Since becoming shadow chancellor, Ed Balls has used rising petrol prices to great effect. He forced a vote on cutting VAT on petrol and has used every press appearance to complain about the price of fuel, all too aware that prices at the pump are the most obvious example of soaring inflation.
But Osborne’s decision to cut fuel duty by 1p, which took effect at 6pm last night, offered some immediate respite to hard-pressed families. He also cancelled the Labour government’s fuel duty escalator by raiding the profits of North Sea oil companies.
The upshot is that a litre of petrol now costs 6p less than it would have done. Allies of Osborne were yesterday pointing out that this will save owners of a Ford Focus over £3 every time they fill up the car (coincidentally or not, the Balls family happens to own a Focus). Much of the benefit will be wiped out by the introduction of a price floor for carbon, a complex but all too real tax hike that will add £17 a year to the average consumer’s energy bill by 2015-16, according to Treasury estimates.
Elsewhere, there were lots of “micro” measures – headline grabbing gimmicks that have been
poorly thought through. A cut to red tape for businesses with less than 10 employees? A sure fire way to stop firms hiring that eleventh worker.
Osborne also knew that the Labour party would try to portray any reduction in the headline rate of corporation tax as a tax cut for banks.
That’s why he jacked up the bank levy without notice – for the second time in as many months. Another line of attack was swiftly closed down.

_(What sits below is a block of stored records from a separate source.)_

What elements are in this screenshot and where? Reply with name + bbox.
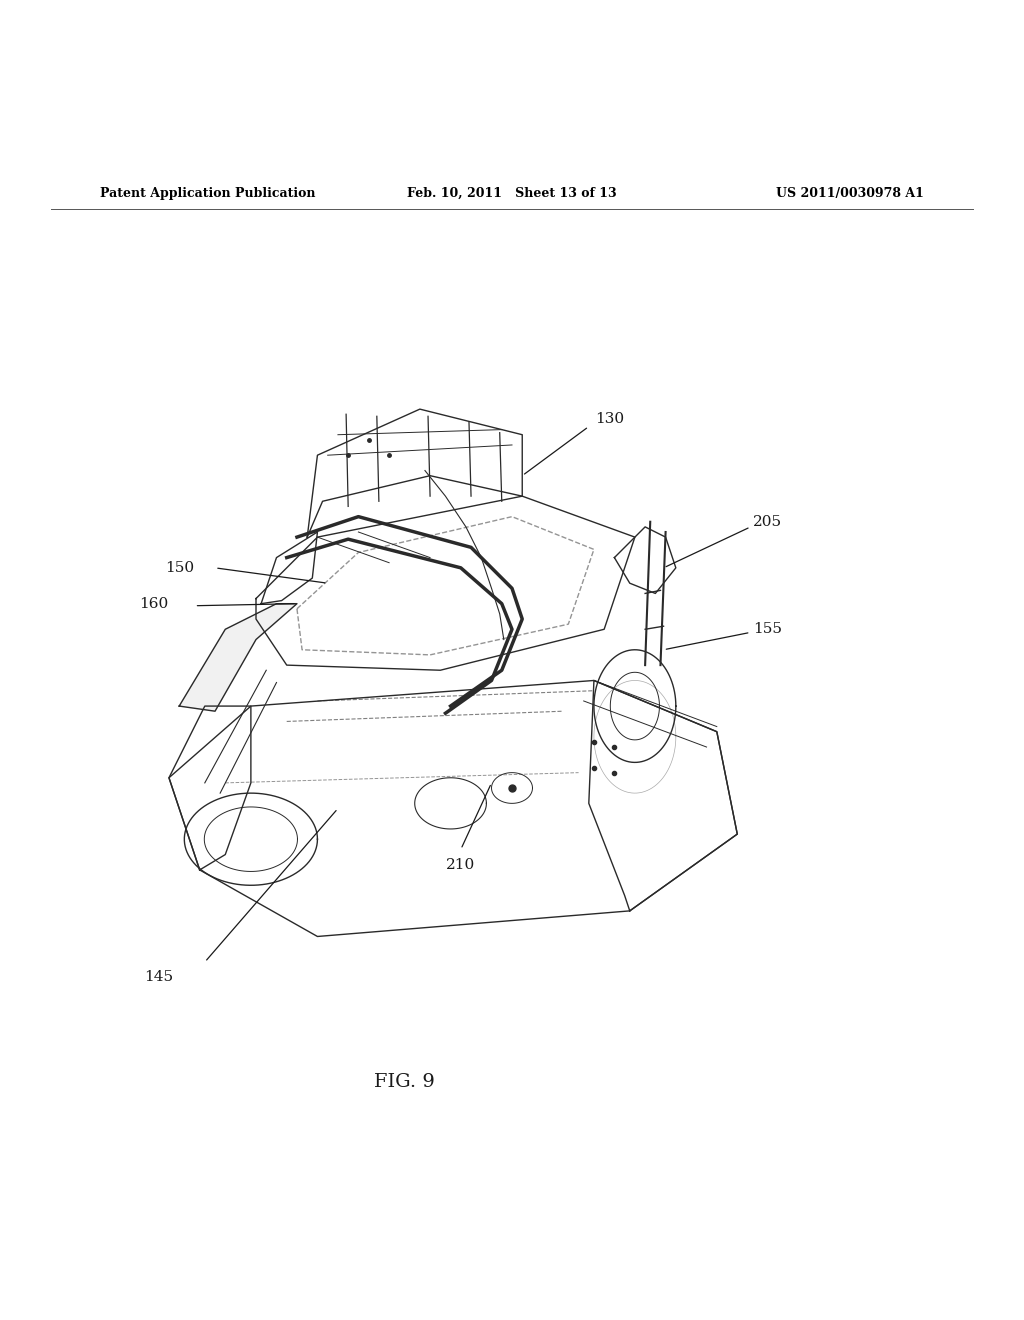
Text: US 2011/0030978 A1: US 2011/0030978 A1	[776, 186, 924, 199]
Text: 160: 160	[139, 597, 168, 611]
Text: 150: 150	[165, 561, 194, 574]
Text: 210: 210	[446, 858, 475, 871]
Text: 155: 155	[754, 622, 782, 636]
Text: Patent Application Publication: Patent Application Publication	[100, 186, 315, 199]
Text: 205: 205	[754, 515, 782, 529]
Text: FIG. 9: FIG. 9	[374, 1073, 435, 1090]
Text: 145: 145	[144, 970, 173, 985]
Polygon shape	[179, 603, 297, 711]
Text: Feb. 10, 2011   Sheet 13 of 13: Feb. 10, 2011 Sheet 13 of 13	[408, 186, 616, 199]
Text: 130: 130	[595, 412, 624, 426]
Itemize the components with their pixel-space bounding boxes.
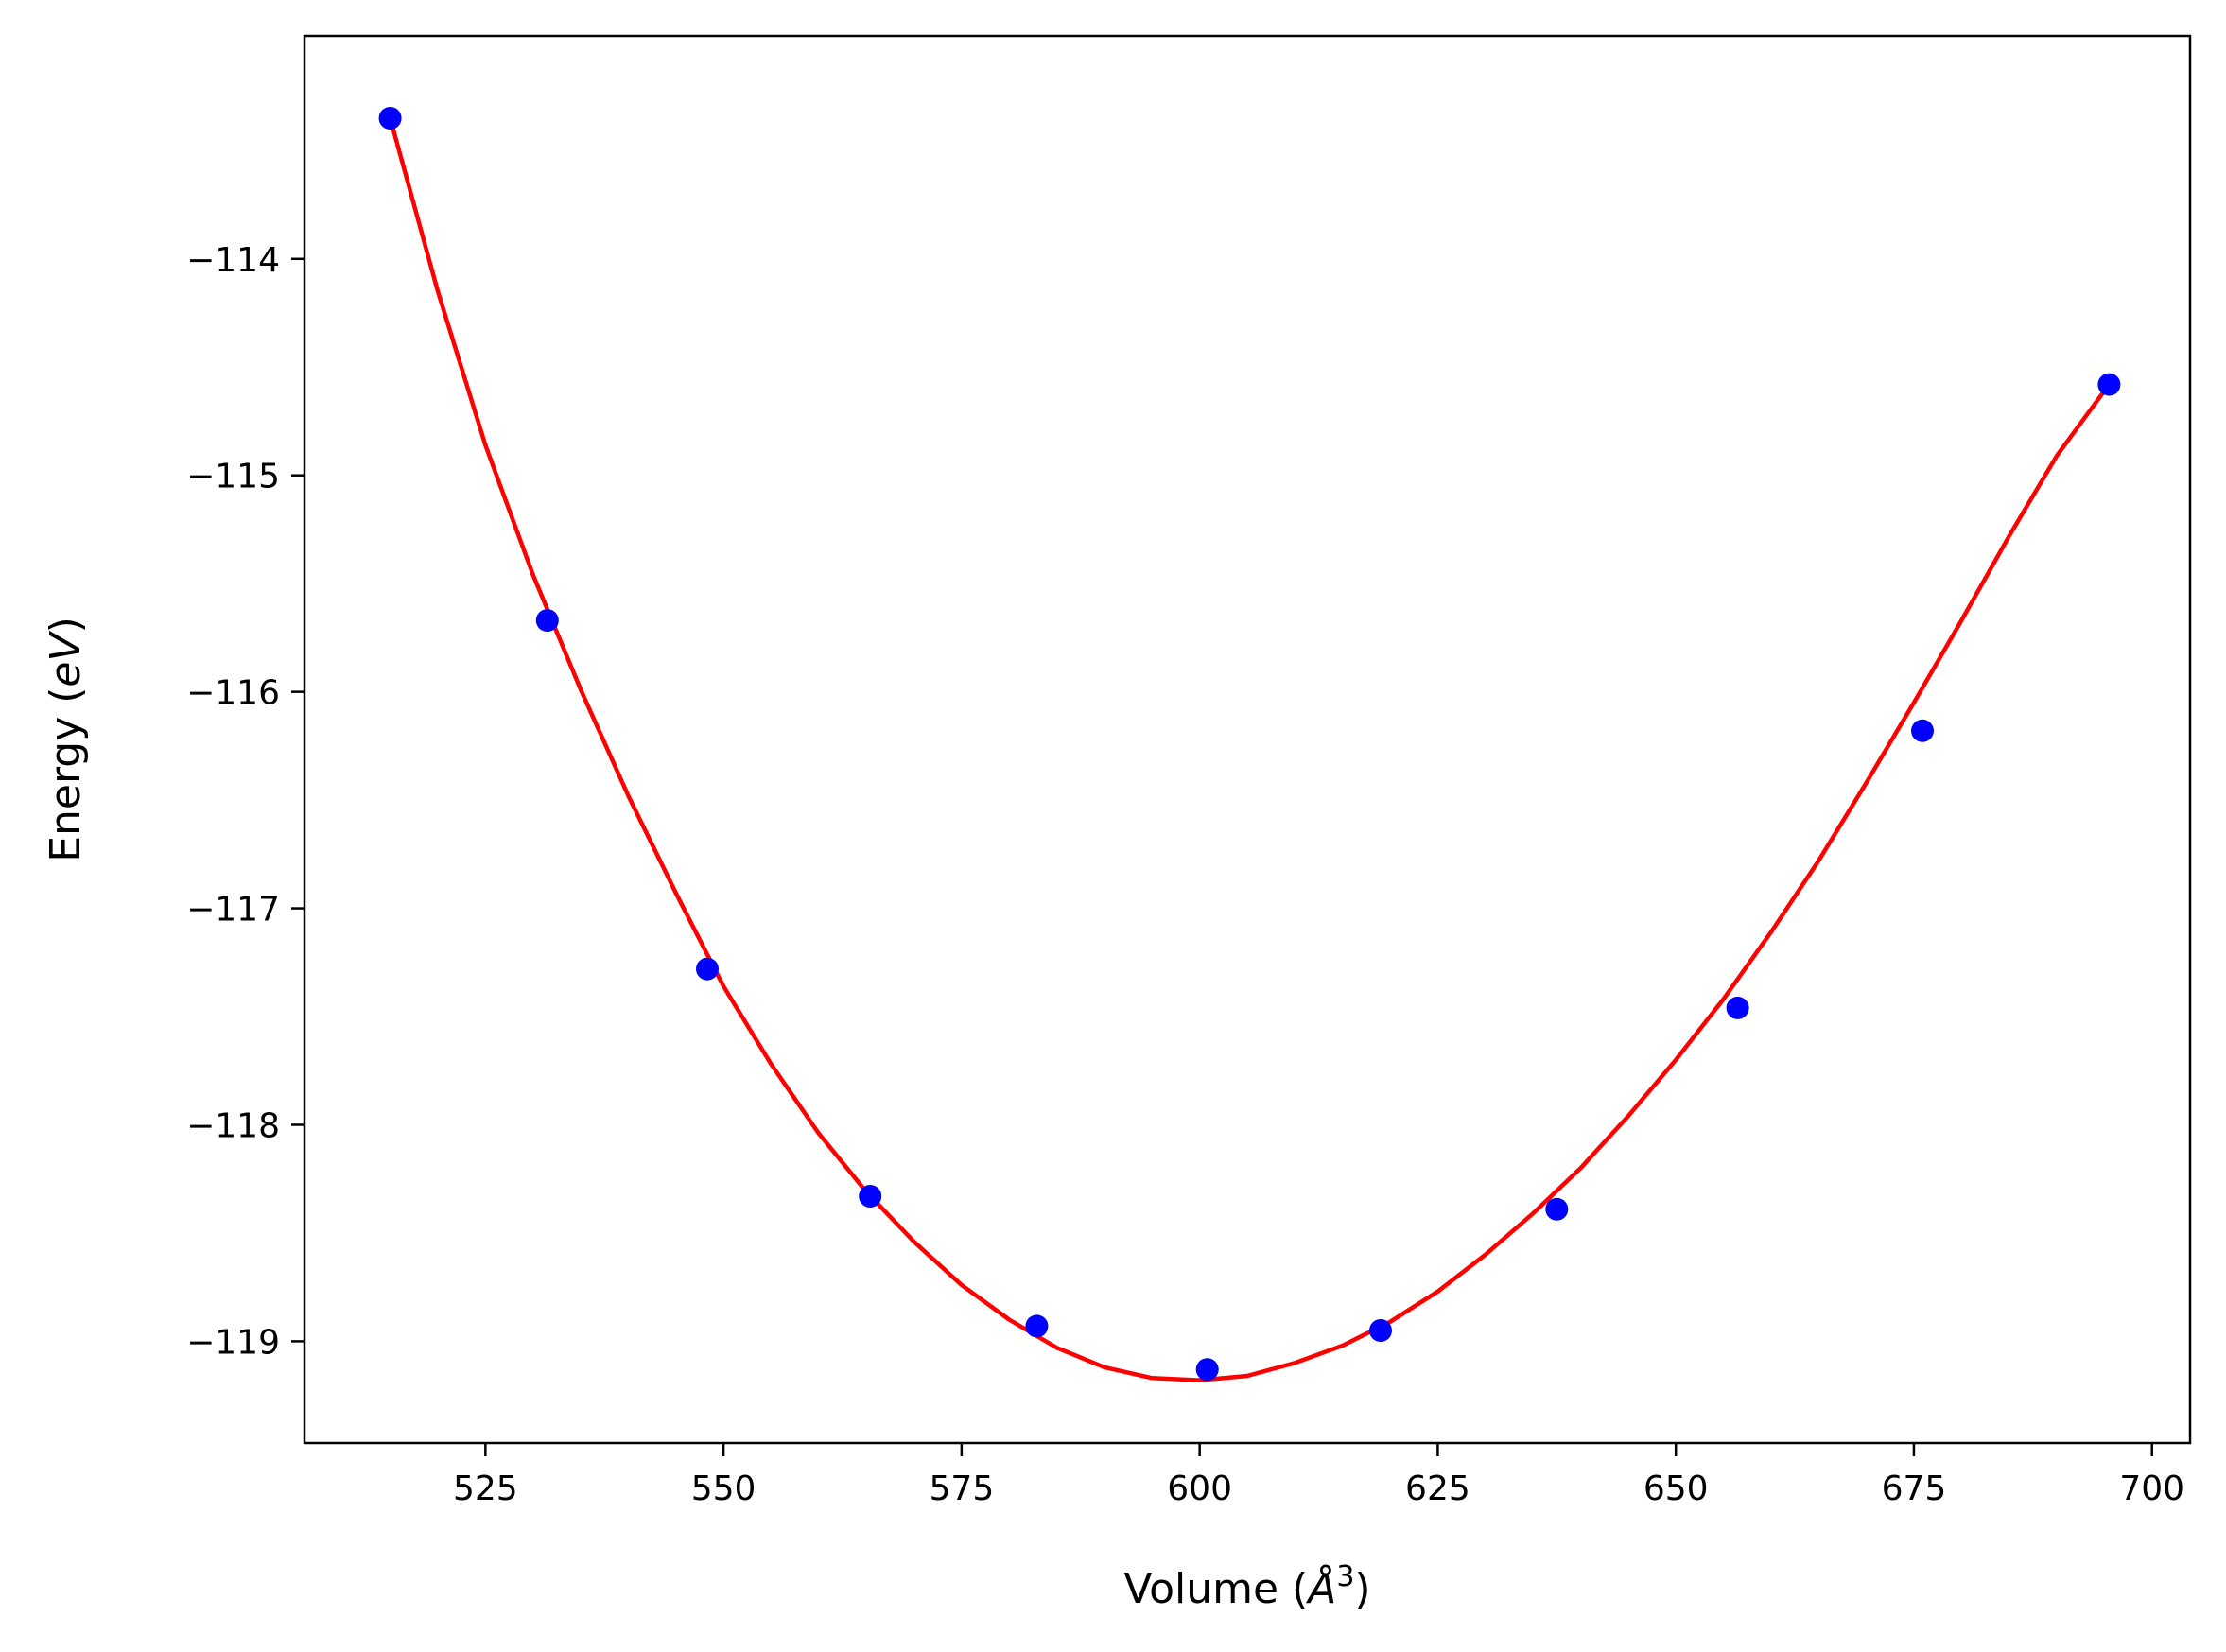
data-point bbox=[1195, 1358, 1219, 1382]
data-point bbox=[535, 609, 559, 633]
x-axis-unit: Å bbox=[1305, 1563, 1336, 1613]
x-axis-unit-power: 3 bbox=[1336, 1560, 1354, 1593]
x-tick-label: 525 bbox=[453, 1469, 518, 1508]
data-point bbox=[859, 1185, 882, 1208]
data-point bbox=[696, 957, 719, 981]
data-point bbox=[2097, 373, 2121, 396]
data-point bbox=[1545, 1197, 1569, 1221]
y-tick-label: −114 bbox=[186, 241, 280, 280]
data-points-layer bbox=[378, 107, 2121, 1382]
x-tick-label: 625 bbox=[1405, 1469, 1470, 1508]
plot-frame bbox=[303, 34, 2192, 1445]
data-point bbox=[1911, 719, 1934, 742]
fit-curve bbox=[388, 117, 2112, 1382]
y-axis-unit: eV bbox=[42, 631, 90, 687]
y-tick-label: −117 bbox=[186, 891, 280, 930]
x-tick-label: 575 bbox=[930, 1469, 995, 1508]
x-tick-label: 600 bbox=[1167, 1469, 1232, 1508]
x-tick-label: 700 bbox=[2119, 1469, 2184, 1508]
x-tick-label: 550 bbox=[691, 1469, 756, 1508]
data-point bbox=[378, 107, 402, 130]
y-tick-label: −118 bbox=[186, 1106, 280, 1145]
x-tick-label: 650 bbox=[1643, 1469, 1709, 1508]
x-tick-label: 675 bbox=[1882, 1469, 1947, 1508]
data-point bbox=[1369, 1319, 1392, 1342]
y-tick-label: −116 bbox=[186, 674, 280, 713]
fit-curve-layer bbox=[388, 117, 2112, 1382]
x-axis-label-text: Volume bbox=[1123, 1565, 1278, 1613]
y-tick-label: −119 bbox=[186, 1323, 280, 1362]
y-axis-ticks: −119 −118 −117 −116 −115 −114 bbox=[186, 241, 304, 1362]
y-tick-label: −115 bbox=[186, 458, 280, 496]
data-point bbox=[1726, 996, 1749, 1019]
y-axis-label: Energy (eV) bbox=[42, 617, 90, 862]
x-axis-ticks: 525 550 575 600 625 650 675 700 bbox=[453, 1443, 2184, 1508]
y-axis-label-text: Energy bbox=[42, 717, 90, 862]
x-axis-label: Volume (Å3) bbox=[1123, 1560, 1370, 1613]
data-point bbox=[1025, 1314, 1049, 1338]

This kind of politicking is reminiscent of Gordon Brown, especially while he was chancellor. Who can forget the 2p cut in the main rate of income tax, designed to put the Tories on the back foot but paid for by scrapping the 10p rate for the lowest paid.
Brown, a Scottish Labour chancellor, wrong-footed the Tories by raiding the poor. Osborne, a blue-blooded Conservative, wrong-footed Labour by raiding the banks. How times have changed.